Benefits include a lower cost to the city than for subsidized housing, and a lower carbon footprint.  A significant portion of greenhouse gasses are produce by home heating, so full houses are more environmentally friendly.  The house also only has two cars for 5 people.  He and Judy wouldn’t have likely planted a garden but with a group it turned into fun and it added to their food.  He believes they create a smaller carbon footprint. 
Down side?  Of course you step on each others toes from time to time, but you are in control and have more freedom.  Acceptance of the model is a challenge, because our society today isn’t big on sharing.  Anthony wrote a book called “Dare to Share” to talk about our need to learn to share more in our society. 
Judy and Anthony are making their house a non-profit model but other models are possible, like should we allow or not allow pets?  Compared to what it costs the city for affordable housing, Judy and Anthony's model seems pretty appealing.

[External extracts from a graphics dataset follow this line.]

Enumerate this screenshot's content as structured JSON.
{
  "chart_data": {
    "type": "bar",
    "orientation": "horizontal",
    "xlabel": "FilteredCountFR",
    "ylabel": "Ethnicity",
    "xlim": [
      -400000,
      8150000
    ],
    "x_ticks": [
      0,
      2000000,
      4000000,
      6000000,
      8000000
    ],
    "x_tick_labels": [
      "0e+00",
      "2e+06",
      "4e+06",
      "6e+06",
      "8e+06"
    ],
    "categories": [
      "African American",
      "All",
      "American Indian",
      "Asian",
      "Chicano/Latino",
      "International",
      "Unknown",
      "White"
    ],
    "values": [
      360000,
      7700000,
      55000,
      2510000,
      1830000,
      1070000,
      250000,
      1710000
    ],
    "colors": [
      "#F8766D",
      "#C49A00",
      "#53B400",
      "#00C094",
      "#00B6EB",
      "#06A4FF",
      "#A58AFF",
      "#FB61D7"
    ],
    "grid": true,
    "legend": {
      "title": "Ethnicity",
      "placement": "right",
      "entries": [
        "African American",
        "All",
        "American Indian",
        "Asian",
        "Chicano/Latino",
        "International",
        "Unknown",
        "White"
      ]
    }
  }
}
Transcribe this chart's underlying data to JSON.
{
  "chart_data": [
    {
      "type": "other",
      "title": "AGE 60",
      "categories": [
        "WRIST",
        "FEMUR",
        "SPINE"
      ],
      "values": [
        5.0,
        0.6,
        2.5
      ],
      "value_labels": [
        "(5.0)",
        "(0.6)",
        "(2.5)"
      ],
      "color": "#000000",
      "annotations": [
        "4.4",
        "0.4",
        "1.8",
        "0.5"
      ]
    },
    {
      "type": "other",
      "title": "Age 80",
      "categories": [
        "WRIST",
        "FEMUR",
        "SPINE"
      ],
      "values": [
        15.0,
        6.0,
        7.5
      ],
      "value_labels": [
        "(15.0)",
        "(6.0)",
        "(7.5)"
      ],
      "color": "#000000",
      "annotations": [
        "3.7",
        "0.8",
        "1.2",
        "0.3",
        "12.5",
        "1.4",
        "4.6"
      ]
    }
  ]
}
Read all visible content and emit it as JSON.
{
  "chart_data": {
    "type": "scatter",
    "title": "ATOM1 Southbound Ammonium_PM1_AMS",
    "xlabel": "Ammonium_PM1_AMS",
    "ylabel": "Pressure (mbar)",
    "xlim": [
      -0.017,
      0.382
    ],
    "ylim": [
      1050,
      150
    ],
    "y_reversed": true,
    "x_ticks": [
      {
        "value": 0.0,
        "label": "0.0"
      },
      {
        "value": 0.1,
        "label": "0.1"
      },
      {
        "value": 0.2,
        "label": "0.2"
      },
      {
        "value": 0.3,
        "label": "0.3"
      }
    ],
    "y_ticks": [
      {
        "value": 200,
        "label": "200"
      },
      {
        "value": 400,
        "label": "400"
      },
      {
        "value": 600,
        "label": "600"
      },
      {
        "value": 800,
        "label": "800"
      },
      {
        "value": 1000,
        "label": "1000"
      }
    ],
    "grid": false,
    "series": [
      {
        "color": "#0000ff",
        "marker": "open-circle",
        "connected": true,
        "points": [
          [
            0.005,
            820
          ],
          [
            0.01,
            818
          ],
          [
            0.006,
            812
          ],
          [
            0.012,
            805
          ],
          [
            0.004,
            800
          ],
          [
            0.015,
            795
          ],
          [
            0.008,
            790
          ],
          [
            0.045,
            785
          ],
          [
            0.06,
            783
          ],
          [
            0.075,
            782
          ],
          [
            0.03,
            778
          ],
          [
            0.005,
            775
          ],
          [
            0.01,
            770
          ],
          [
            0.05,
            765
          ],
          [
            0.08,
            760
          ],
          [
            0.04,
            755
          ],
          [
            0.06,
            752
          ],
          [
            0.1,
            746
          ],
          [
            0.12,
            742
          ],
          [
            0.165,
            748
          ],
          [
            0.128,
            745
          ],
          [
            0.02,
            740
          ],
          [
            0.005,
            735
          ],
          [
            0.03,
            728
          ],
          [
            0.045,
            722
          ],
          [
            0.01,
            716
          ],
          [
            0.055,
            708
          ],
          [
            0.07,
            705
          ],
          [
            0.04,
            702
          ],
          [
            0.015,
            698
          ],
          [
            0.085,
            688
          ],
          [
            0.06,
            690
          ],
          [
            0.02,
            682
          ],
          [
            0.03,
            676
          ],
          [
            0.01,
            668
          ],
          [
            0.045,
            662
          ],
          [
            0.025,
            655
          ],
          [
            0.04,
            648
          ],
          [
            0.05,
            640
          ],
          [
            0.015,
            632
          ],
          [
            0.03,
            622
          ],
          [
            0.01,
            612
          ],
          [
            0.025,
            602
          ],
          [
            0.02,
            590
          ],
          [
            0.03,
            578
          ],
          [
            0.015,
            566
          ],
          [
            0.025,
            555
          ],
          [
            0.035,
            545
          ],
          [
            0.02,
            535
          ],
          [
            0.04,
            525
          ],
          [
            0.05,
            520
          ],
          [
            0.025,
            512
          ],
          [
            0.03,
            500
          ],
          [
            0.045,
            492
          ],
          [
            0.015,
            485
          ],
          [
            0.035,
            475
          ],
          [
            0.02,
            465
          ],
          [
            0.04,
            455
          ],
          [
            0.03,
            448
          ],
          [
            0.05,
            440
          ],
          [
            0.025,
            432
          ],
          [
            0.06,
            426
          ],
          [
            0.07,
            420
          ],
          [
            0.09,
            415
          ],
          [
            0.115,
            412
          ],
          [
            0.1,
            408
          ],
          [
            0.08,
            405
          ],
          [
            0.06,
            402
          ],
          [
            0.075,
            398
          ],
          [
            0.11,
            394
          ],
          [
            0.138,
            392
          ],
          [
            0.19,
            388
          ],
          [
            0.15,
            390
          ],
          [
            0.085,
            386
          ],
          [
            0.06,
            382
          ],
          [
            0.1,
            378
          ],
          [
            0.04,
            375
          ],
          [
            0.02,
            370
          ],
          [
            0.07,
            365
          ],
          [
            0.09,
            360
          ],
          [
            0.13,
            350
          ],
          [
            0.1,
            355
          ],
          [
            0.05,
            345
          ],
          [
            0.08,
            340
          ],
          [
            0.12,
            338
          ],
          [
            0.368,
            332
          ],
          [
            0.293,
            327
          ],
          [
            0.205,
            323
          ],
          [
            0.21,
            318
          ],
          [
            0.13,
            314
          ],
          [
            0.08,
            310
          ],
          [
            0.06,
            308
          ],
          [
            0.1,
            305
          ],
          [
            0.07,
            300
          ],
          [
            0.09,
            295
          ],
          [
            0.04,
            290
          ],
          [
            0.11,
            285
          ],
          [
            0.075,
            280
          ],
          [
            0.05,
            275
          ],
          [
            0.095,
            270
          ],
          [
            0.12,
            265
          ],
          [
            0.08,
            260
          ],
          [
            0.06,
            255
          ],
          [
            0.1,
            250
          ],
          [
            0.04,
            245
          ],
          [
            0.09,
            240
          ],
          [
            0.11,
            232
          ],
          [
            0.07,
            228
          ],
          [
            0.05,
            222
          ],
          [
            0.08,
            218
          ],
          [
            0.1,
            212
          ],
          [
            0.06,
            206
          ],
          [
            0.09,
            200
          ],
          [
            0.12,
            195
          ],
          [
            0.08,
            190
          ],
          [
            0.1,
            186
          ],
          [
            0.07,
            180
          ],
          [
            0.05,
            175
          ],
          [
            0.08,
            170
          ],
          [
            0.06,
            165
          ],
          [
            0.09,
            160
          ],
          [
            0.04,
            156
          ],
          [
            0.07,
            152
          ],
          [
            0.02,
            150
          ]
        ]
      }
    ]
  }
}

Who owns the house?  There are different ways of dividing ownership.  Presently they are “landlords”.  
Are there issues with inspections?  Run as single-family place so no tenant - landlord dynamic. 
Do people sign agreements? No.  People can be "voted off the island". 
They ease people in, beginning with a short visit and extending to overnight etc.  They have a waiting list.
Robert Reid thanked our speakers with our traditional loaf of bread.